In 1791, the Whiskey Rebellion unfolded. Washington was ensconsced in the White House, and this was his first challenge to the new federal government. He sent in the army. It might have been circumvented had the rules been equal across the board, but as is always the case in capitalist studies...the rules are never applied equally.
The Whisky tax was levied upon Eastern, commercial whisky producers, and importers, at half the rate that it was upon individual, Western distillers. Or farmers.
If you belonged to the class that, already at the early date of 1791, had purchased and controlled the new federal government...Eastern Merchants and Banks...you were okay. If you lived on the frontier...the writing was already on the wall. This government doesn't represent you. Just shut up and fall in line.
Washington sent in federal troops and eventually put down the Whisky Rebellion. Thomas Jefferson, who was then Governor of Virginia, had an untintended influence upon the course of American Spirits and mixology. He recognized the rabble rousing Scots Irish firebrands behind the Whisky Rebellion and Shay's Rebellion for what they were...a cantankerous lot, largely accumulated in Western Pennsylvania.
His solution was to offer the veterans of the Revolution free land in Kentucky, then a part of Virginia. The only stipulation was that you had to plant corn. Hundrteds of Revolutionary vets took the offer up, and moved to Kentucky, and planted corn, in accordance with the terms of the land grants.
It didn't take them long...not long at all, to figure out that you could make whisky from corn just as you could from rye.

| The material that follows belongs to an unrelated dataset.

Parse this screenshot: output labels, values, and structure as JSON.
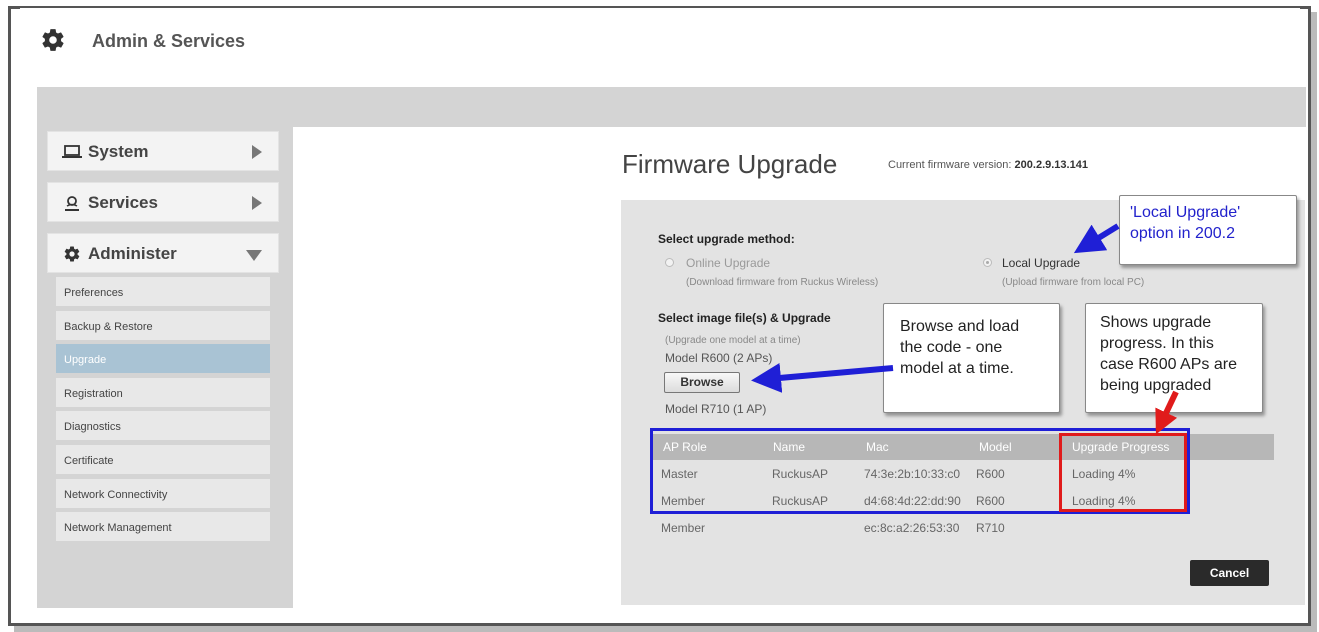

Thus, Kentucky Bourbon Whisky was borne. The Scots Irish who relocated from PA, upon Jefferson's behest, and others who immigrated from North Carolina, had a tradition of making whisky from grain. A still is a still.
In Kentucky's case, two things intervened to influence the birth of "Bourbon". First, Virginia named a major area of Kentucky after the Bourbon Family of France, in recognition of its support during the Revolution. Once sufficient numbers of Scots Irish had immigrated to Kentucky, and taken to making whisky from corn, instead of rye...they still had to get it to market. That was always the impetus to turning grain into alcohol...the length of time it took to get the product to market, and the bulk.
Bourbon County, Kentucky was originally a huge county area. Almost all of the small time corn farmers turned their crop into pot stilled whisky, which was sent by wagon down to the Ohio River port of Louisville. Merchants would take old barrels, that had held who knows what beforehand...and they would burn and char the insides as a way to clean them and remove any remnant of whatever the barrel once contained. They would then fill the charred barrels with clear, Kentucky corn whisky...and send them on down the Miss River towards New Orleans. The barrels were stamped "Bourbon County Whisky." That quickly became abreviated to just Bourbon.
And Thomas Jefferson is at least partly to blame or thank for this most American of spirits. But at the time, I suspect he was just trying to disperse a bunch of rabble rousers, and send them forth in directions that would dilute their voice, and render them less potent. To which, they came up with Wild Turkey 101.